Con la certeza de Rilke de que la belleza es el inicio de lo
terrible arranca el cuarto poemario publicado por Sara Castelar Lorca. Nacida
en Hannover, granadina pero residente en Sevilla, combina su labor de escritura
con los talleres de poesía, la crítica y la delicada editorial Karima. Después
de El Pulso (2010), Verso a tierra (2010) y La hora sumergida
(2012), Sara Castelar se interna en un volumen con evidente unidad temática y
compositiva. Unidad que no monotonía porque, si algo destaca en su poesía, es
la imaginación. Imaginación, principalmente porque multitud de imágenes se suceden
entre sus versos. Imaginación por esa cualidad de sorpresa que desprende su
escritura.
A diferencia de El pulso, por ejemplo, donde los poemas se
articulaban en longitudes más amplias, aquí aparecen poemas de diferente
formato, predominando la menor extensión sin llegar a ser micropoemas. Haciendo
gala de una libertad compositiva alterna ritmos y longitudes, capaz de ir
retomando las metáforas para completar, que no agotar, los recursos expresivos
de éstas. Sin llegar al maremágnum críptico de muchos surrealistas, Sara
Castelar va saltando de campos semánticos logrando una expresividad sensorial e
intuitiva. El objetivo no es construir en el poema un artefacto a desentrañar,
sino atacar directamente al corazón sin pasar por el filtro de la razón, el aluvión
de imágenes y metáforas (como en el IV poema de la primera parte) transmiten
una experiencia sensible muy poderosa, más que buscar su simbolismo, lo
onírico, que también subyace, está al servicio de la transmisión de ese estado
de ánimo que requiere el poema.
“Para que nadie anuncie el abandono
de la campana inversa que sostiene tu verbo
y seamos la carne de lo oculto.
Para que los perdidos rocen lo indeleble
de aquello que no pesa
y cabe,
como el aire,
en el pequeño espacio de tu mano,
ya cuenco
ya semilla.
Para que los ciegos nombren los colores del canto
y fluya la memoria;
el racimo.
Para que nunca,
para que el hombre caiga de los clavos
y los cuerpos suenen en el germinar del mundo,
para que tú,
para que la pureza exista;
que mis ojos no enturbien el poema” (Warning)
Influencias confesas de poetas místicos y meditativos como J.

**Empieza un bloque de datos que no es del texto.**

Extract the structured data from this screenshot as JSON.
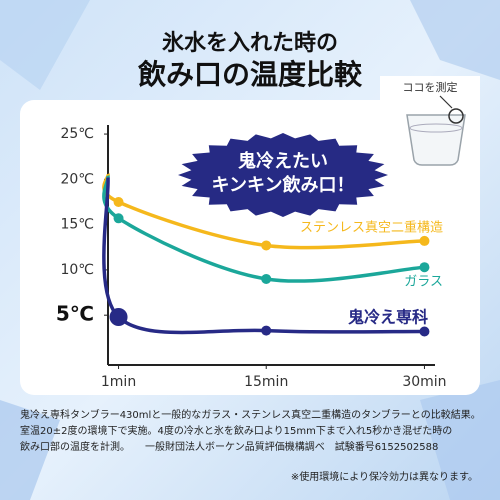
{
  "title_lines": [
    "氷水を入れた時の",
    "飲み口の温度比較"
  ],
  "badge": [
    "鬼冷えたい",
    "キンキン飲み口！"
  ],
  "cup_label": "ココを測定",
  "chart_data": {
    "type": "line",
    "x": [
      0,
      1,
      15,
      30
    ],
    "xlim": [
      0,
      31
    ],
    "xticks": [
      {
        "value": 1,
        "label": "1min"
      },
      {
        "value": 15,
        "label": "15min"
      },
      {
        "value": 30,
        "label": "30min"
      }
    ],
    "ylim": [
      -0.5,
      26
    ],
    "yticks": [
      {
        "value": 5,
        "label": "5℃"
      },
      {
        "value": 10,
        "label": "10℃"
      },
      {
        "value": 15,
        "label": "15℃"
      },
      {
        "value": 20,
        "label": "20℃"
      },
      {
        "value": 25,
        "label": "25℃"
      }
    ],
    "series": [
      {
        "name": "ステンレス真空二重構造",
        "color": "#f5b81c",
        "values": [
          20.6,
          17.5,
          12.7,
          13.2
        ]
      },
      {
        "name": "ガラス",
        "color": "#1ba79a",
        "values": [
          20.4,
          15.7,
          9.0,
          10.3
        ]
      },
      {
        "name": "鬼冷え専科",
        "color": "#272a86",
        "values": [
          20.2,
          4.8,
          3.3,
          3.2
        ]
      }
    ]
  },
  "notes": [
    "鬼冷え専科タンブラー430mlと一般的なガラス・ステンレス真空二重構造のタンブラーとの比較結果。",
    "室温20±2度の環境下で実施。4度の冷水と氷を飲み口より15mm下まで入れ5秒かき混ぜた時の",
    "飲み口部の温度を計測。　　一般財団法人ボーケン品質評価機構調べ　試験番号6152502588",
    "※使用環境により保冷効力は異なります。"
  ]
}
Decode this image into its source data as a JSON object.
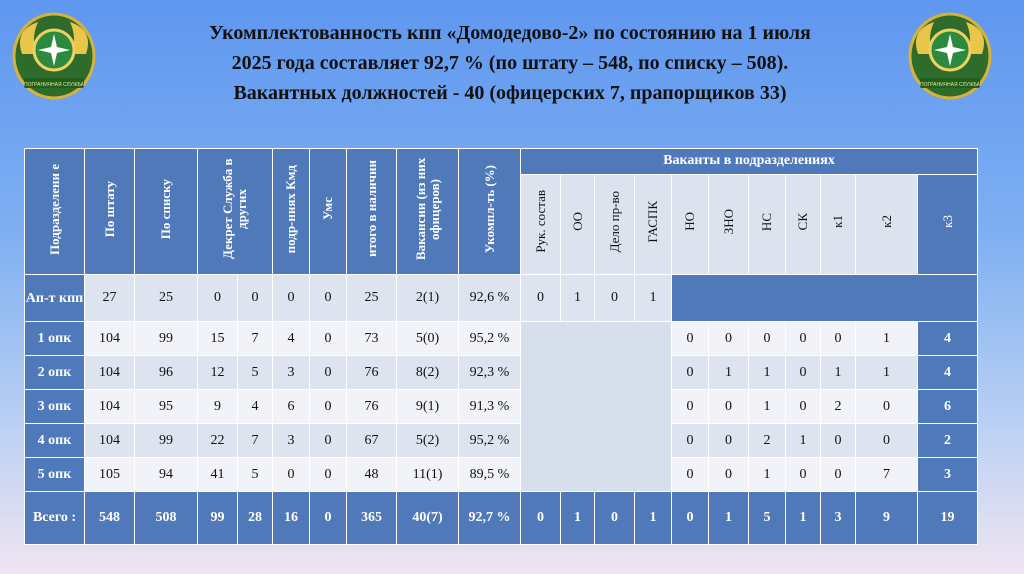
{
  "title_lines": [
    "Укомплектованность кпп «Домодедово-2» по состоянию на 1 июля",
    "2025 года составляет 92,7 % (по штату – 548, по списку – 508).",
    "Вакантных должностей - 40 (офицерских 7, прапорщиков 33)"
  ],
  "emblem_text": "ПОГРАНИЧНАЯ СЛУЖБА",
  "headers": {
    "unit": "Подразделени е",
    "shtat": "По штату",
    "spisok": "По списку",
    "dekret": "Декрет Служба в других",
    "podr": "подр-ниях Кмд",
    "ums": "Умс",
    "itogo": "итого в наличии",
    "vakansii": "Вакансии (из них офицеров)",
    "ukompl": "Укомпл-ть (%)",
    "group": "Ваканты в подразделениях",
    "sub": [
      "Рук. состав",
      "ОО",
      "Дело пр-во",
      "ГАСПК",
      "НО",
      "ЗНО",
      "НС",
      "СК",
      "к1",
      "к2",
      "к3"
    ]
  },
  "rows": [
    {
      "unit": "Ап-т кпп",
      "vals": [
        "27",
        "25",
        "0",
        "0",
        "0",
        "0",
        "25",
        "2(1)",
        "92,6 %"
      ],
      "vac": [
        "0",
        "1",
        "0",
        "1"
      ]
    },
    {
      "unit": "1 опк",
      "vals": [
        "104",
        "99",
        "15",
        "7",
        "4",
        "0",
        "73",
        "5(0)",
        "95,2 %"
      ],
      "vac": [
        "0",
        "0",
        "0",
        "0",
        "0",
        "1",
        "4"
      ]
    },
    {
      "unit": "2 опк",
      "vals": [
        "104",
        "96",
        "12",
        "5",
        "3",
        "0",
        "76",
        "8(2)",
        "92,3 %"
      ],
      "vac": [
        "0",
        "1",
        "1",
        "0",
        "1",
        "1",
        "4"
      ]
    },
    {
      "unit": "3 опк",
      "vals": [
        "104",
        "95",
        "9",
        "4",
        "6",
        "0",
        "76",
        "9(1)",
        "91,3 %"
      ],
      "vac": [
        "0",
        "0",
        "1",
        "0",
        "2",
        "0",
        "6"
      ]
    },
    {
      "unit": "4 опк",
      "vals": [
        "104",
        "99",
        "22",
        "7",
        "3",
        "0",
        "67",
        "5(2)",
        "95,2 %"
      ],
      "vac": [
        "0",
        "0",
        "2",
        "1",
        "0",
        "0",
        "2"
      ]
    },
    {
      "unit": "5 опк",
      "vals": [
        "105",
        "94",
        "41",
        "5",
        "0",
        "0",
        "48",
        "11(1)",
        "89,5 %"
      ],
      "vac": [
        "0",
        "0",
        "1",
        "0",
        "0",
        "7",
        "3"
      ]
    }
  ],
  "total": {
    "unit": "Всего :",
    "vals": [
      "548",
      "508",
      "99",
      "28",
      "16",
      "0",
      "365",
      "40(7)",
      "92,7 %"
    ],
    "vac": [
      "0",
      "1",
      "0",
      "1",
      "0",
      "1",
      "5",
      "1",
      "3",
      "9",
      "19"
    ]
  }
}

A. Valente, Rilke, San Juan de la Cruz, Octavio Paz, Gonzalo Rojas y también
Italo Calvino. Sara Castelar juega con la ausencia de puntuación y mayúsculas,
que juega a su favor en esa invitación al mundo onírico del que se sirve para
transmitir su emociones.
El libro está dividido en tres partes, la primera, “El
corazón y los helechos” está compuesta por nueve poemas numerados. El ámbito
poético se localiza entre las horas del día, la mañana, la noche, allí se
cobijan el dolor, las lágrimas, el frío y el invierno. Los helechos son una
imagen potente, son una de las plantas más antiguas que sobreviven y su ciclo
reproductivo es bastante complejo:
“El lugar salvaje donde brotan
el corazón y los helechos” (III)
La segunda parte, “Aire”, alarga su aliento en versos más
largos y poemas más largos que aparecen nombrados individualmente con su
título: A vece sucede que vivimos. Hay algunos más crípticos como El
circo.
En la última parte, “Alter-Ego” se aprecia la sombra habitual
de García Lorca así como influencias del rock, como Jim Morrison (imposible no
asociarlo a Los jinetes erráticos) o Morrysey, de The Smiths (“Tu
lágrima, qué hermosa sepultura de la fragilidad”). Destacamos las 14 Cartas
de amor a un suicida, poema largo divido en fragmentos de una intensidad
dramática importante.
No se puede evitar cierto romanticismo (“Siervo corazón que
venera su jaula”, VIII) así como la trascendencia que cierra a menudo los poemas
en sus últimos versos (“El amor es un niño, en la extensión terrible / de lo
tierno y su perenne golpe”, VIII) Sara Castelar hace gala en estos pequeños
poemas de una gran intensidad expresiva y emotiva, un mundo poético propio que
se desarrolla coherentemente a través de los poemas del volumen.